Rather than building a taxonomy of cultural processes on selection mechanisms, i have chosen to base my classification on the social forces that give rise to selection, and the corresponding selection criteria. This principle is analogous to the abovementioned distinction between r- and K-selection in genetic evolution. I am using this shortcut not only to avoid intractable mathematical problems, but also because i consider the direction of evolution more interesting than its speed - and the direction of evolution is indeed determined by the selection criteria.

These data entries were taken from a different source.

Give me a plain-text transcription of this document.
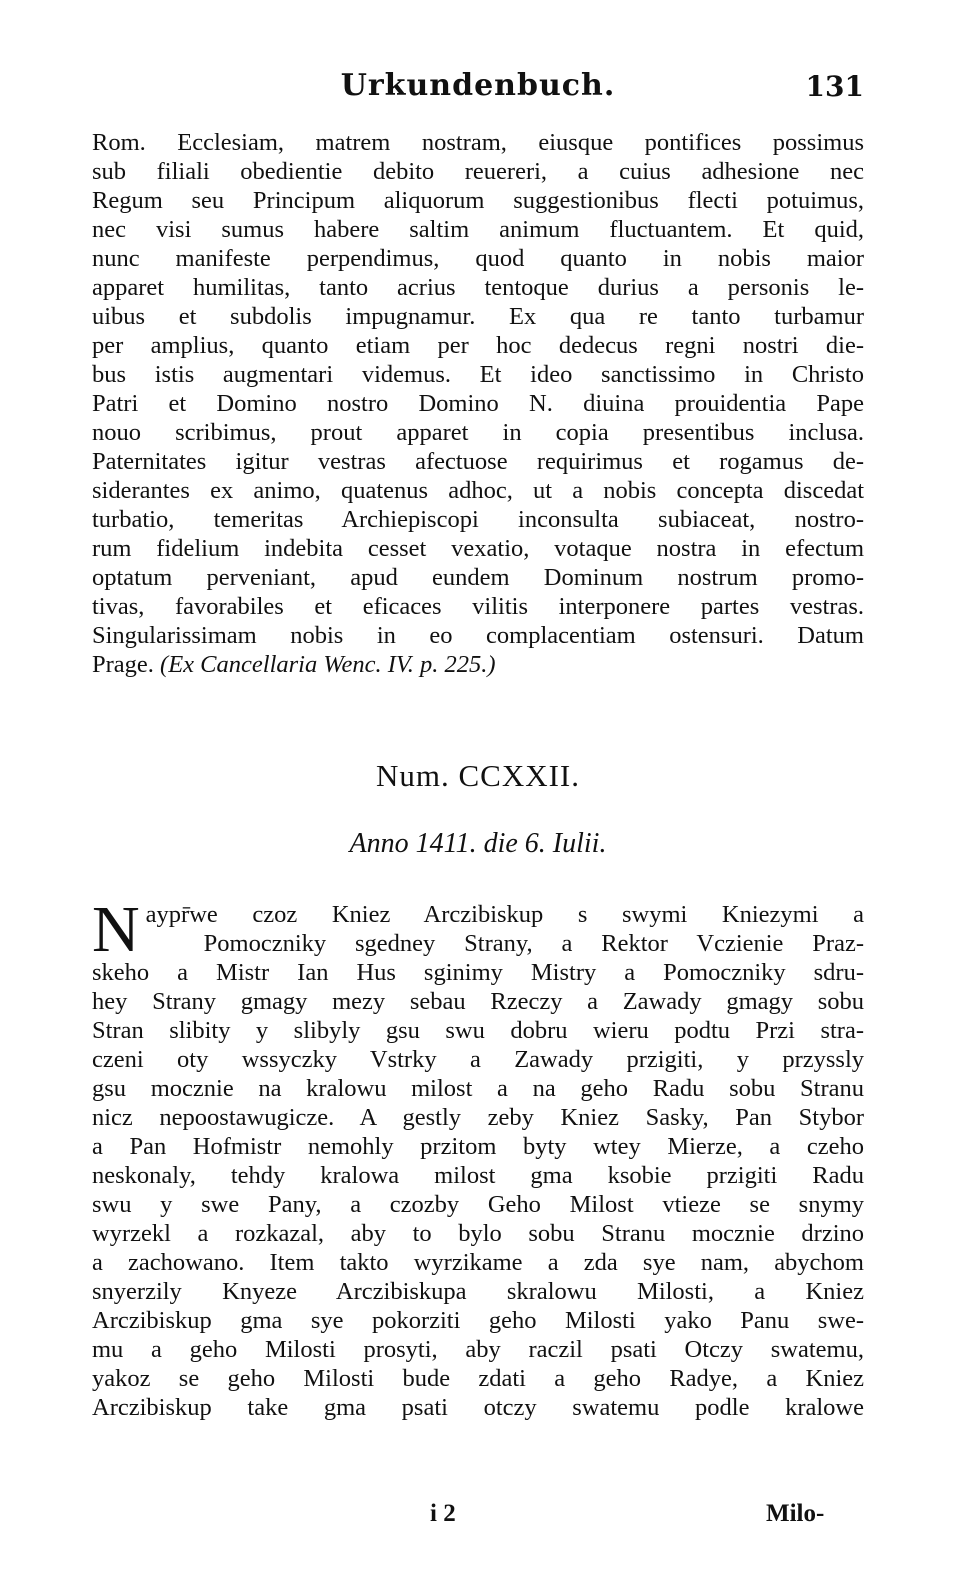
Urkundenbuch.	131
Rom. Ecclesiam, matrem nostram, eiusque pontifices possimus
sub filiali obedientie debito reuereri, a cuius adhesione nec
Regum seu Principum aliquorum suggestionibus flecti potuimus,
nec visi sumus habere saltim animum fluctuantem. Et quid,
nunc manifeste perpendimus, quod quanto in nobis maior
apparet humilitas, tanto acrius tentoque durius a personis le-
uibus et subdolis impugnamur. Ex qua re tanto turbamur
per amplius, quanto etiam per hoc dedecus regni nostri die-
bus istis augmentari videmus. Et ideo sanctissimo in Christo
Patri et Domino nostro Domino N. diuina prouidentia Pape
nouo scribimus, prout apparet in copia presentibus inclusa.
Paternitates igitur vestras afectuose requirimus et rogamus de-
siderantes ex animo, quatenus adhoc, ut a nobis concepta discedat
turbatio, temeritas Archiepiscopi inconsulta subiaceat, nostro-
rum fidelium indebita cesset vexatio, votaque nostra in efectum
optatum perveniant, apud eundem Dominum nostrum promo-
tivas, favorabiles et eficaces vilitis interponere partes vestras.
Singularissimam nobis in eo complacentiam ostensuri. Datum
Prage. (Ex Cancellaria Wenc. IV. p. 225.)
Num. CCXXII.
Anno 1411. die 6. Iulii.
N aypr̄we czoz Kniez Arczibiskup s swymi Kniezymi a
Pomoczniky sgedney Strany, a Rektor Vczienie Praz-
skeho a Mistr Ian Hus sginimy Mistry a Pomoczniky sdru-
hey Strany gmagy mezy sebau Rzeczy a Zawady gmagy sobu
Stran slibity y slibyly gsu swu dobru wieru podtu Przi stra-
czeni oty wssyczky Vstrky a Zawady przigiti, y przyssly
gsu mocznie na kralowu milost a na geho Radu sobu Stranu
nicz nepoostawugicze. A gestly zeby Kniez Sasky, Pan Stybor
a Pan Hofmistr nemohly przitom byty wtey Mierze, a czeho
neskonaly, tehdy kralowa milost gma ksobie przigiti Radu
swu y swe Pany, a czozby Geho Milost vtieze se snymy
wyrzekl a rozkazal, aby to bylo sobu Stranu mocznie drzino
a zachowano. Item takto wyrzikame a zda sye nam, abychom
snyerzily Knyeze Arczibiskupa skralowu Milosti, a Kniez
Arczibiskup gma sye pokorziti geho Milosti yako Panu swe-
mu a geho Milosti prosyti, aby raczil psati Otczy swatemu,
yakoz se geho Milosti bude zdati a geho Radye, a Kniez
Arczibiskup take gma psati otczy swatemu podle kralowe
i 2	Milo-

Cultural selection theory is still in its infancy, and what we need at this stage is general models which can provide a broad outlook. The reductionist approach of analyzing the details of one particular cultural selection mechanism among many would not lead to the general understanding of a complex society. Biological evolutionary theory has previously benefitted a lot from the r/K-theory but has now come to a stage where the r/K-theory seems too simplistic. The theory of cultural selection has not yet come to such a stage, and therefore a simplistic model is justified.
As will be evident from the following chapters, this approach has turned out to have an explanatory power far superior to that of previous selection models. Of course, i do not deny that other classification principles may have valuable applications.